MICHELLE: When Amy and I got together I had about ten years clean. I had gotten a little lazy about the program and working with a sponsor. Amy was brand new in recovery and was attracted to recovery so it definitely made me pick up the pace so to speak. I wanted to impress and please and attract. That lasted for a couple of years then I was back in the same lazy spot in recovery. I often dreamt of escape and suicide was not off the table some days. I had convinced myself that I had grown all I could from recovery and the pain of life felt inescapable. I had created the belief that I had worked the steps as many times as I could and with as many sponsors and joined as many homegroups and did as much service as anyone! Therefore, fuck it.

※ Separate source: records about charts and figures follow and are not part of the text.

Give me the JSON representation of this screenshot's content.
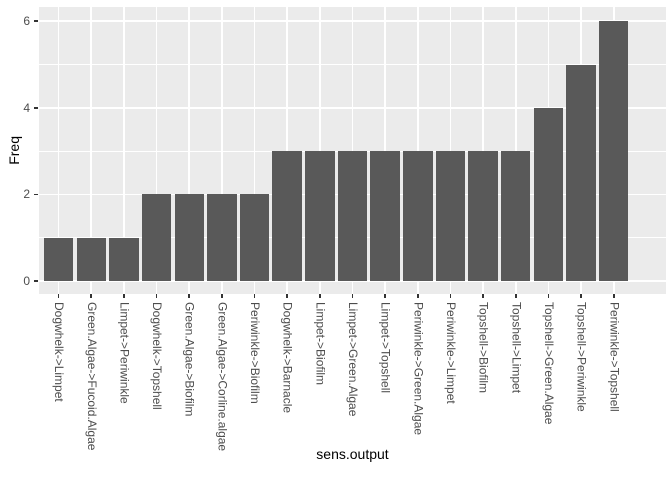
{
  "chart_data": {
    "type": "bar",
    "title": "",
    "xlabel": "sens.output",
    "ylabel": "Freq",
    "categories": [
      "Dogwhelk->Limpet",
      "Green.Algae->Fucoid.Algae",
      "Limpet->Periwinkle",
      "Dogwhelk->Topshell",
      "Green.Algae->Biofilm",
      "Green.Algae->Corline.algae",
      "Periwinkle->Biofilm",
      "Dogwhelk->Barnacle",
      "Limpet->Biofilm",
      "Limpet->Green.Algae",
      "Limpet->Topshell",
      "Periwinkle->Green.Algae",
      "Periwinkle->Limpet",
      "Topshell->Biofilm",
      "Topshell->Limpet",
      "Topshell->Green.Algae",
      "Topshell->Periwinkle",
      "Periwinkle->Topshell"
    ],
    "values": [
      1,
      1,
      1,
      2,
      2,
      2,
      2,
      3,
      3,
      3,
      3,
      3,
      3,
      3,
      3,
      4,
      5,
      6
    ],
    "ylim": [
      0,
      6
    ],
    "yticks": [
      0,
      2,
      4,
      6
    ],
    "ytick_labels": [
      "0",
      "2",
      "4",
      "6"
    ],
    "y_minor_ticks": [
      1,
      3,
      5
    ],
    "legend_position": "none",
    "grid": "major-and-minor",
    "style": "ggplot2-grey-theme",
    "colors": {
      "bar": "#595959",
      "panel_bg": "#EBEBEB",
      "gridline": "#FFFFFF",
      "axis_text": "#4D4D4D",
      "tick_mark": "#333333",
      "axis_title": "#000000",
      "outer_bg": "#FFFFFF"
    }
  }
}
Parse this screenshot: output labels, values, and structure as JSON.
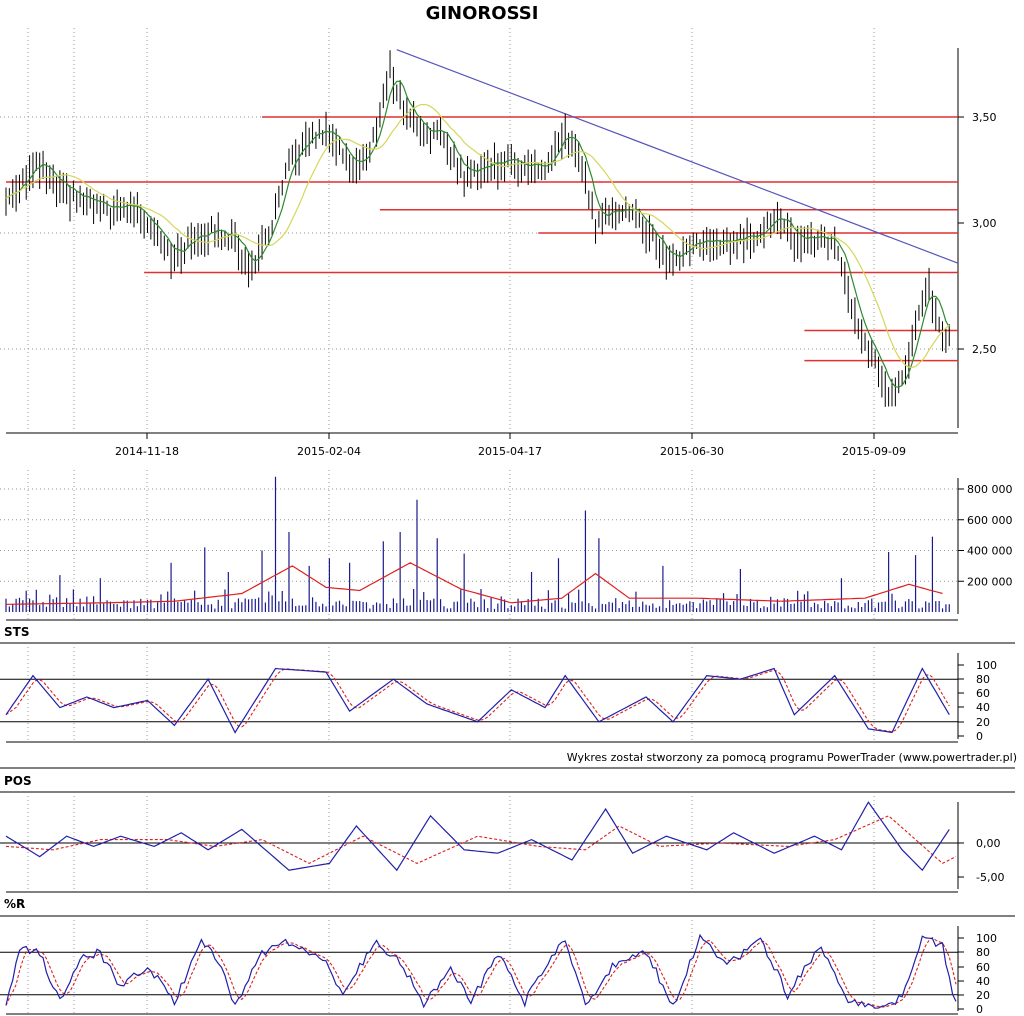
{
  "colors": {
    "price_bar": "#000000",
    "ma_fast": "#2e8b2e",
    "ma_slow": "#d6d65a",
    "support_line": "#e03030",
    "trend_line": "#5555bb",
    "volume_bar": "#1a1a8c",
    "volume_avg": "#dd2020",
    "osc_main": "#2020aa",
    "osc_signal": "#dd2020",
    "grid": "#999999"
  },
  "chart_data": [
    {
      "type": "line",
      "panel": "price",
      "title": "GINOROSSI",
      "x_tick_labels": [
        "2014-11-18",
        "2015-02-04",
        "2015-04-17",
        "2015-06-30",
        "2015-09-09"
      ],
      "y_tick_labels": [
        "3,50",
        "3,00",
        "2,50"
      ],
      "ylim": [
        2.2,
        3.8
      ],
      "grid": true,
      "price_path": [
        {
          "t": 0,
          "v": 3.15
        },
        {
          "t": 5,
          "v": 3.25
        },
        {
          "t": 10,
          "v": 3.3
        },
        {
          "t": 15,
          "v": 3.2
        },
        {
          "t": 22,
          "v": 3.15
        },
        {
          "t": 30,
          "v": 3.1
        },
        {
          "t": 38,
          "v": 3.12
        },
        {
          "t": 45,
          "v": 3.02
        },
        {
          "t": 50,
          "v": 2.9
        },
        {
          "t": 56,
          "v": 3.0
        },
        {
          "t": 62,
          "v": 3.02
        },
        {
          "t": 68,
          "v": 2.98
        },
        {
          "t": 72,
          "v": 2.85
        },
        {
          "t": 78,
          "v": 3.0
        },
        {
          "t": 84,
          "v": 3.3
        },
        {
          "t": 90,
          "v": 3.42
        },
        {
          "t": 96,
          "v": 3.45
        },
        {
          "t": 102,
          "v": 3.3
        },
        {
          "t": 108,
          "v": 3.35
        },
        {
          "t": 114,
          "v": 3.72
        },
        {
          "t": 118,
          "v": 3.55
        },
        {
          "t": 124,
          "v": 3.45
        },
        {
          "t": 130,
          "v": 3.42
        },
        {
          "t": 136,
          "v": 3.25
        },
        {
          "t": 142,
          "v": 3.3
        },
        {
          "t": 148,
          "v": 3.32
        },
        {
          "t": 154,
          "v": 3.3
        },
        {
          "t": 160,
          "v": 3.28
        },
        {
          "t": 166,
          "v": 3.43
        },
        {
          "t": 170,
          "v": 3.35
        },
        {
          "t": 175,
          "v": 3.05
        },
        {
          "t": 180,
          "v": 3.12
        },
        {
          "t": 186,
          "v": 3.1
        },
        {
          "t": 192,
          "v": 2.98
        },
        {
          "t": 198,
          "v": 2.88
        },
        {
          "t": 204,
          "v": 2.97
        },
        {
          "t": 210,
          "v": 2.95
        },
        {
          "t": 216,
          "v": 2.97
        },
        {
          "t": 222,
          "v": 3.0
        },
        {
          "t": 228,
          "v": 3.08
        },
        {
          "t": 234,
          "v": 2.98
        },
        {
          "t": 240,
          "v": 2.98
        },
        {
          "t": 246,
          "v": 2.95
        },
        {
          "t": 250,
          "v": 2.75
        },
        {
          "t": 254,
          "v": 2.55
        },
        {
          "t": 258,
          "v": 2.45
        },
        {
          "t": 262,
          "v": 2.3
        },
        {
          "t": 266,
          "v": 2.4
        },
        {
          "t": 270,
          "v": 2.6
        },
        {
          "t": 274,
          "v": 2.78
        },
        {
          "t": 278,
          "v": 2.55
        }
      ],
      "support_lines": [
        {
          "value": 3.5,
          "from": 76,
          "to": 282
        },
        {
          "value": 3.22,
          "from": 0,
          "to": 282
        },
        {
          "value": 3.1,
          "from": 111,
          "to": 282
        },
        {
          "value": 3.0,
          "from": 158,
          "to": 282
        },
        {
          "value": 2.83,
          "from": 41,
          "to": 282
        },
        {
          "value": 2.58,
          "from": 237,
          "to": 282
        },
        {
          "value": 2.45,
          "from": 237,
          "to": 282
        }
      ],
      "trend_line": {
        "from": {
          "t": 116,
          "v": 3.79
        },
        "to": {
          "t": 282,
          "v": 2.87
        }
      }
    },
    {
      "type": "bar",
      "panel": "volume",
      "y_tick_labels": [
        "800 000",
        "600 000",
        "400 000",
        "200 000"
      ],
      "ylim": [
        0,
        900000
      ],
      "grid": true,
      "spikes": [
        {
          "t": 16,
          "v": 240000
        },
        {
          "t": 28,
          "v": 220000
        },
        {
          "t": 49,
          "v": 320000
        },
        {
          "t": 59,
          "v": 420000
        },
        {
          "t": 66,
          "v": 260000
        },
        {
          "t": 76,
          "v": 400000
        },
        {
          "t": 80,
          "v": 880000
        },
        {
          "t": 84,
          "v": 520000
        },
        {
          "t": 90,
          "v": 300000
        },
        {
          "t": 96,
          "v": 350000
        },
        {
          "t": 102,
          "v": 320000
        },
        {
          "t": 112,
          "v": 460000
        },
        {
          "t": 117,
          "v": 520000
        },
        {
          "t": 122,
          "v": 730000
        },
        {
          "t": 128,
          "v": 480000
        },
        {
          "t": 136,
          "v": 380000
        },
        {
          "t": 156,
          "v": 260000
        },
        {
          "t": 164,
          "v": 350000
        },
        {
          "t": 172,
          "v": 660000
        },
        {
          "t": 176,
          "v": 480000
        },
        {
          "t": 195,
          "v": 300000
        },
        {
          "t": 218,
          "v": 280000
        },
        {
          "t": 248,
          "v": 220000
        },
        {
          "t": 262,
          "v": 390000
        },
        {
          "t": 270,
          "v": 370000
        },
        {
          "t": 275,
          "v": 490000
        }
      ],
      "average_path": [
        {
          "t": 0,
          "v": 50000
        },
        {
          "t": 30,
          "v": 60000
        },
        {
          "t": 50,
          "v": 70000
        },
        {
          "t": 70,
          "v": 120000
        },
        {
          "t": 85,
          "v": 300000
        },
        {
          "t": 95,
          "v": 160000
        },
        {
          "t": 105,
          "v": 140000
        },
        {
          "t": 120,
          "v": 320000
        },
        {
          "t": 135,
          "v": 150000
        },
        {
          "t": 150,
          "v": 60000
        },
        {
          "t": 165,
          "v": 90000
        },
        {
          "t": 175,
          "v": 250000
        },
        {
          "t": 185,
          "v": 90000
        },
        {
          "t": 205,
          "v": 90000
        },
        {
          "t": 230,
          "v": 70000
        },
        {
          "t": 255,
          "v": 90000
        },
        {
          "t": 268,
          "v": 180000
        },
        {
          "t": 278,
          "v": 120000
        }
      ]
    },
    {
      "type": "line",
      "panel": "oscillator",
      "label": "STS",
      "y_tick_labels": [
        "100",
        "80",
        "60",
        "40",
        "20",
        "0"
      ],
      "ylim": [
        0,
        100
      ],
      "reference_lines": [
        80,
        20
      ],
      "grid": true,
      "main_path": [
        {
          "t": 0,
          "v": 30
        },
        {
          "t": 8,
          "v": 85
        },
        {
          "t": 16,
          "v": 40
        },
        {
          "t": 24,
          "v": 55
        },
        {
          "t": 32,
          "v": 40
        },
        {
          "t": 42,
          "v": 50
        },
        {
          "t": 50,
          "v": 15
        },
        {
          "t": 60,
          "v": 80
        },
        {
          "t": 68,
          "v": 5
        },
        {
          "t": 80,
          "v": 95
        },
        {
          "t": 95,
          "v": 90
        },
        {
          "t": 102,
          "v": 35
        },
        {
          "t": 115,
          "v": 80
        },
        {
          "t": 125,
          "v": 45
        },
        {
          "t": 140,
          "v": 20
        },
        {
          "t": 150,
          "v": 65
        },
        {
          "t": 160,
          "v": 40
        },
        {
          "t": 166,
          "v": 85
        },
        {
          "t": 176,
          "v": 20
        },
        {
          "t": 190,
          "v": 55
        },
        {
          "t": 198,
          "v": 20
        },
        {
          "t": 208,
          "v": 85
        },
        {
          "t": 218,
          "v": 80
        },
        {
          "t": 228,
          "v": 95
        },
        {
          "t": 234,
          "v": 30
        },
        {
          "t": 246,
          "v": 85
        },
        {
          "t": 256,
          "v": 10
        },
        {
          "t": 263,
          "v": 5
        },
        {
          "t": 272,
          "v": 95
        },
        {
          "t": 280,
          "v": 30
        }
      ]
    },
    {
      "type": "line",
      "panel": "oscillator",
      "label": "POS",
      "y_tick_labels": [
        "0,00",
        "-5,00"
      ],
      "ylim": [
        -6.5,
        4.5
      ],
      "reference_lines": [
        0
      ],
      "grid": true,
      "main_path": [
        {
          "t": 0,
          "v": -1
        },
        {
          "t": 10,
          "v": 2
        },
        {
          "t": 18,
          "v": -1
        },
        {
          "t": 26,
          "v": 0.5
        },
        {
          "t": 34,
          "v": -1
        },
        {
          "t": 44,
          "v": 0.5
        },
        {
          "t": 52,
          "v": -1.5
        },
        {
          "t": 60,
          "v": 1
        },
        {
          "t": 70,
          "v": -2
        },
        {
          "t": 84,
          "v": 4
        },
        {
          "t": 96,
          "v": 3
        },
        {
          "t": 104,
          "v": -2.5
        },
        {
          "t": 116,
          "v": 4
        },
        {
          "t": 126,
          "v": -4
        },
        {
          "t": 136,
          "v": 1
        },
        {
          "t": 146,
          "v": 1.5
        },
        {
          "t": 156,
          "v": -0.5
        },
        {
          "t": 168,
          "v": 2.5
        },
        {
          "t": 178,
          "v": -5
        },
        {
          "t": 186,
          "v": 1.5
        },
        {
          "t": 196,
          "v": -1
        },
        {
          "t": 208,
          "v": 1
        },
        {
          "t": 216,
          "v": -1.5
        },
        {
          "t": 228,
          "v": 1.5
        },
        {
          "t": 240,
          "v": -1
        },
        {
          "t": 248,
          "v": 1
        },
        {
          "t": 256,
          "v": -6
        },
        {
          "t": 266,
          "v": 1
        },
        {
          "t": 272,
          "v": 4
        },
        {
          "t": 280,
          "v": -2
        }
      ],
      "signal_path": [
        {
          "t": 0,
          "v": 0.5
        },
        {
          "t": 14,
          "v": 1
        },
        {
          "t": 28,
          "v": -0.5
        },
        {
          "t": 48,
          "v": -0.5
        },
        {
          "t": 62,
          "v": 0.5
        },
        {
          "t": 76,
          "v": -0.5
        },
        {
          "t": 90,
          "v": 3
        },
        {
          "t": 106,
          "v": -1
        },
        {
          "t": 122,
          "v": 3
        },
        {
          "t": 140,
          "v": -1
        },
        {
          "t": 158,
          "v": 0.5
        },
        {
          "t": 172,
          "v": 1
        },
        {
          "t": 182,
          "v": -2.5
        },
        {
          "t": 194,
          "v": 0.5
        },
        {
          "t": 212,
          "v": 0
        },
        {
          "t": 232,
          "v": 0.5
        },
        {
          "t": 246,
          "v": -0.5
        },
        {
          "t": 262,
          "v": -4
        },
        {
          "t": 278,
          "v": 3
        },
        {
          "t": 282,
          "v": 2
        }
      ]
    },
    {
      "type": "line",
      "panel": "oscillator",
      "label": "%R",
      "y_tick_labels": [
        "100",
        "80",
        "60",
        "40",
        "20",
        "0"
      ],
      "ylim": [
        0,
        100
      ],
      "reference_lines": [
        80,
        20
      ],
      "grid": true,
      "main_path": [
        {
          "t": 0,
          "v": 5
        },
        {
          "t": 4,
          "v": 85
        },
        {
          "t": 10,
          "v": 80
        },
        {
          "t": 16,
          "v": 10
        },
        {
          "t": 22,
          "v": 70
        },
        {
          "t": 28,
          "v": 80
        },
        {
          "t": 34,
          "v": 30
        },
        {
          "t": 42,
          "v": 60
        },
        {
          "t": 50,
          "v": 10
        },
        {
          "t": 58,
          "v": 95
        },
        {
          "t": 64,
          "v": 60
        },
        {
          "t": 68,
          "v": 5
        },
        {
          "t": 76,
          "v": 80
        },
        {
          "t": 84,
          "v": 95
        },
        {
          "t": 94,
          "v": 70
        },
        {
          "t": 100,
          "v": 25
        },
        {
          "t": 110,
          "v": 95
        },
        {
          "t": 118,
          "v": 60
        },
        {
          "t": 124,
          "v": 5
        },
        {
          "t": 132,
          "v": 60
        },
        {
          "t": 138,
          "v": 10
        },
        {
          "t": 146,
          "v": 80
        },
        {
          "t": 154,
          "v": 10
        },
        {
          "t": 160,
          "v": 60
        },
        {
          "t": 166,
          "v": 100
        },
        {
          "t": 172,
          "v": 5
        },
        {
          "t": 180,
          "v": 60
        },
        {
          "t": 190,
          "v": 80
        },
        {
          "t": 198,
          "v": 5
        },
        {
          "t": 206,
          "v": 100
        },
        {
          "t": 214,
          "v": 60
        },
        {
          "t": 224,
          "v": 100
        },
        {
          "t": 232,
          "v": 20
        },
        {
          "t": 242,
          "v": 90
        },
        {
          "t": 250,
          "v": 10
        },
        {
          "t": 258,
          "v": 2
        },
        {
          "t": 266,
          "v": 15
        },
        {
          "t": 272,
          "v": 100
        },
        {
          "t": 278,
          "v": 90
        },
        {
          "t": 282,
          "v": 5
        }
      ]
    }
  ],
  "credit": "Wykres został stworzony za pomocą programu PowerTrader (www.powertrader.pl)"
}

It was this bottom that helped me and Amy hit a bottom, as she soon started to judge my recovery aloud. It wasn’t until we broke up that the veil of denial had lifted my eyes long enough to see the truth. It was the beginning of the next phase of my emotional development. At first, I really took off. Recovery was new again – I was desperate for the program again. That was a few years ago and while my desperation has eased the new path of a progressive recovery path has not.
I know that part of this is ego, but essentially Amy helps me stay motivated. She and I talk about recovery and go to meetings and workshops together. We have even participated in relationship panels for meeting events. On the dark side of this – we are both so emotionally damaged from our youths the work is never finished!
Do you have any advice for people in recovery who are also working on being in a committed, romantic relationship?
AMY: If there is one thing I would recommend to those deepening their progressive recovery work, it would be Tell the Truth!
MICHELLE: I would say my greatest lesson (and the best one I can share) is that self-sufficiency is a lie and that I can't fix me. I experience freedom in asking for help and relying on a power greater than myself.